Celebrating Our Native Students
November is Native American Heritage Month, so I want to take a few minutes to provide an overview about how Native American students factor into our overall enrollment at EPIC, as well as provide an update on some exciting steps we’re taking to better serve our Native students.
In my blog last month, I mentioned that approximately 25% of our student body is made up of Native American students. This means EPIC is home to roughly 9,000 kids representing many tribes and cultures.
Studies show that Native American students have better educational outcomes when they have greater connection to their tribal culture, as well as supportive school personnel. Providing those connections and support is part of the EPIC mission for all students, and we recently formed NASO, EPIC’s first Native American Student Organization.

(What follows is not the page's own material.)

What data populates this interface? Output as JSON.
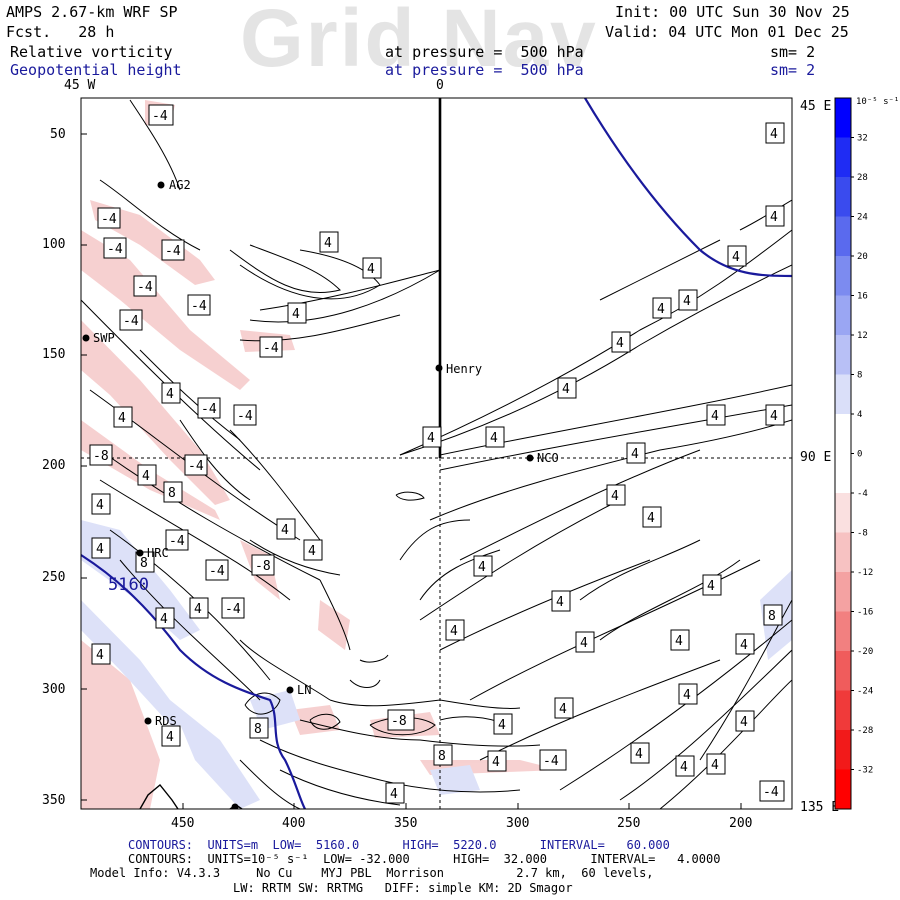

NASO is open to students in grades 7-12 who want to learn more about tribal culture, whether the student is part of a tribe or not. The program is being led by Alison Black, an enrolled member of the Cheyenne and Arapaho Tribes of Oklahoma.
NASO held its first event on Oct. 7, and last week, we celebrated Native American Heritage Day with Virtual Spirit Days every day. Monday was our Traditional Dress Showcase, where students were invited to show off traditional dress or Native American clothing on social media; Tuesday, we asked students to “Rock Your Mocs” by wearing traditional Native American footwear. Wednesday was another dress-up day, with students being asked to dress as their own Native Hero, and on Friday, students will wear turquoise in their clothing or in traditional Native jewelry.
If you noticed I skipped Thursday – that’s for a good reason. Thursday was our monthly NASO meeting, where students gathered online for discussion and a fun activity. To join future meetings, contact Ms. Black at IndianEducation@epiccharterschools.org.
At EPIC, we’re committed to fostering an inclusive environment where kids feel connected, comfortable and ready to learn. We’re proud of the diverse student body we serve; NASO is just one way we’re showing it.